Untuk mencapai dan menciptakan masyarakat yang sejahtera, dibutuhkan biaya-biaya yang cukup besar. Demi berhasilnya usaha ini, negara mencari pembiayaannya dengan cara menarik pajak. Penarikan atau pemungutan pajak adalah suatu fungsi yang harus dilaksanakan oleh negara sebagai suatu fungsi esensial.[3] Dibeberapa negara yang sudah maju, pajak sudah merupakan suatu conditiesine qua non bagi penambahan keuangan negara. Tanpa pemungutan pajak sudah bisa dipastikan bahwa keuangan negara akan lumpuh lebih-lebih lagi bagi negara yang sedang membangun seperti Indonesia, atau negara yang baru bebas dari belenggu kolonialis pajak merupakan darah bagi tubuh negara.
Bentuk manfaat yang bisa dinikmati oleh warga negara  adalah : kesejahteraan, pelayanan umum, perlindungan hukum, kebebasan, penggunaan fasilitas umum, seperti : pelabuhan, jalanan, jembatan, tempat-tempat hiburan dan segala sesuatu yang berkaitan dengan manfaat tersebut. Penyediaan jasa atau fasilitas-fasilitas umum tidak mungkin dapat dikerjakan sendiri oleh pihak perorangan sebagai pelopor dalam mewujudkan atau menciptakan kesejahteraan untuk seluruh warganya. Sekilas tentang pajak dalam teorinya terdapat pemungutana pajak dan menarik lebih luas makalah ini akan menjelaskan beberapa unsur atau penjelasan yang harus dipahami dalam bab pemungutan pajak.

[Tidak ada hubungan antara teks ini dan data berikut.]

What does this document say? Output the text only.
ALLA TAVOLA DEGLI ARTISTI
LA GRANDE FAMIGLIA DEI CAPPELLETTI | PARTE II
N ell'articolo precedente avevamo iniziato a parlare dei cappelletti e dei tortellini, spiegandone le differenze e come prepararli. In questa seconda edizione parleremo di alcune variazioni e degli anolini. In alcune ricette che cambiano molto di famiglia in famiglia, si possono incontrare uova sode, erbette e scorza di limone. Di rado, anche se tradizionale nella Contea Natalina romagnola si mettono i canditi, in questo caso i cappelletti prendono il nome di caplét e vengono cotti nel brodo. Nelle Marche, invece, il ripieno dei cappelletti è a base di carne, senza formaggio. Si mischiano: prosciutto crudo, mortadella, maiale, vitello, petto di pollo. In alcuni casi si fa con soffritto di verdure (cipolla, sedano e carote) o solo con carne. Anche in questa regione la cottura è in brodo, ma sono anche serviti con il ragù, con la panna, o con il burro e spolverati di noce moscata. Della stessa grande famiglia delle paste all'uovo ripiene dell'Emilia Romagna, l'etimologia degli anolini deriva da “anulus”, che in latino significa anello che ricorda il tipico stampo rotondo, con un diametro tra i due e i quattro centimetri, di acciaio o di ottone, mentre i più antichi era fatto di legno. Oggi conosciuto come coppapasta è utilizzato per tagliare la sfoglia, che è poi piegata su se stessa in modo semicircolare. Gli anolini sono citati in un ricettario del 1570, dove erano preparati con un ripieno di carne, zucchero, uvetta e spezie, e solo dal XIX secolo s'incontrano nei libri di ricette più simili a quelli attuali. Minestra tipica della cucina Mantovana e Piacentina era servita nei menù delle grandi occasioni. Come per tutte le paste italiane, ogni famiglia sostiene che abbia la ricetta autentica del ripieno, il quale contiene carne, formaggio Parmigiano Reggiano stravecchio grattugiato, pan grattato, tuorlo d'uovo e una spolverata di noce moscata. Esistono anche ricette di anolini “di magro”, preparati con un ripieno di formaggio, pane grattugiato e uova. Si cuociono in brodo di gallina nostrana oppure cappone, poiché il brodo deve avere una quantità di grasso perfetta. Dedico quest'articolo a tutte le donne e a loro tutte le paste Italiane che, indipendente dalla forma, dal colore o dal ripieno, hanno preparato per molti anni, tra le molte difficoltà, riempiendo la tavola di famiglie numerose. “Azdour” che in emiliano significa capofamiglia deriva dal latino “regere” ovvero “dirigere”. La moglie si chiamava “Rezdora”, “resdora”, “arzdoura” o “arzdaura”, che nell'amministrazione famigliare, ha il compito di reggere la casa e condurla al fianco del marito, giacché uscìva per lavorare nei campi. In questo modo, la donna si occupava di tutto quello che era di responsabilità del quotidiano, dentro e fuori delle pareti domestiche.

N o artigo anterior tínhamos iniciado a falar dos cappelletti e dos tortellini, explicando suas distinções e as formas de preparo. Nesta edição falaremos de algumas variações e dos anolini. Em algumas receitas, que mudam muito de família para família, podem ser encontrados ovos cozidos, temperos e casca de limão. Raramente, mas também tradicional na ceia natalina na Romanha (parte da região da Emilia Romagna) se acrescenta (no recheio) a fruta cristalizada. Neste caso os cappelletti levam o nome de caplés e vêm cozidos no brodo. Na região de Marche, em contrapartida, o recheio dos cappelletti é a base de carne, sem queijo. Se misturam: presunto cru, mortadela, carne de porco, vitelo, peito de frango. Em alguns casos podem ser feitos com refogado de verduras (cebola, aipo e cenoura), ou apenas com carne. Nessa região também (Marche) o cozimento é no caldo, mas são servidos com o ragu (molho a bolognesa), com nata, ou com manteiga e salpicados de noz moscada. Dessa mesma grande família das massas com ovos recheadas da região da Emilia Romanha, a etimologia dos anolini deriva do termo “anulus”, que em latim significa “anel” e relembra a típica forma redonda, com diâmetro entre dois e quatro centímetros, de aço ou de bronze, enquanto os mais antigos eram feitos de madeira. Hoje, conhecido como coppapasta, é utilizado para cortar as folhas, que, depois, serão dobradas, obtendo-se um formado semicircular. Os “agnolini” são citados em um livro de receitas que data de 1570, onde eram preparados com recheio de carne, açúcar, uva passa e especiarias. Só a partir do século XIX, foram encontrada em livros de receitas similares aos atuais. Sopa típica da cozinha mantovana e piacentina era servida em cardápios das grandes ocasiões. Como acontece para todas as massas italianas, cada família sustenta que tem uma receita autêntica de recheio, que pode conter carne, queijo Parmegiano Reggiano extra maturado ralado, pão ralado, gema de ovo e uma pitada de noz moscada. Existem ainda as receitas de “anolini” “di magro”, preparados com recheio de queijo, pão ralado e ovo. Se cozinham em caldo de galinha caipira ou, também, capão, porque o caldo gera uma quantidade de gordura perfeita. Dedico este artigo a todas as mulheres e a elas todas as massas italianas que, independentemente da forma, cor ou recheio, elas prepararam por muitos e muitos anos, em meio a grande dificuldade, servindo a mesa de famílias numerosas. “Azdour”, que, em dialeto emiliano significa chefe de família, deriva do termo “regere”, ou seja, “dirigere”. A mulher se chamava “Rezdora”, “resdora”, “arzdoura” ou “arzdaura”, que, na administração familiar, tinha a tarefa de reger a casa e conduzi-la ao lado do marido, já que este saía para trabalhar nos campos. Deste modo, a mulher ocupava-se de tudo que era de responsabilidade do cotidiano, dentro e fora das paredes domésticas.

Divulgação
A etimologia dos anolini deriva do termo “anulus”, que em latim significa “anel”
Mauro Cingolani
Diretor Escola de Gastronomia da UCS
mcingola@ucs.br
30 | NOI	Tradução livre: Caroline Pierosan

    II.            Rumusan Masalah
Berdasarkan Pasal 23A UUD 1945 bahwa dalam perpajakan mengenai hal pemungutan pajak terdapat beberapa sistematika yang harus dipahami dan terdapat beberapa fungsi, asas-asas yang perlu dicermati. Oleh karena itu dalam makalah ini menarik beberapa permasalah yang harus di analisis yaitu bagaimana dasar hukum, fungsi, asas-asas, dan sistematika pemungutan pajak di Indonesia? Adakah kendala-kendala atau hambatan-hambatan dalam proses pemungutan pajak di Indonesia? Bagaimana analisis terhadap pemungutan pajak  di Indonesia?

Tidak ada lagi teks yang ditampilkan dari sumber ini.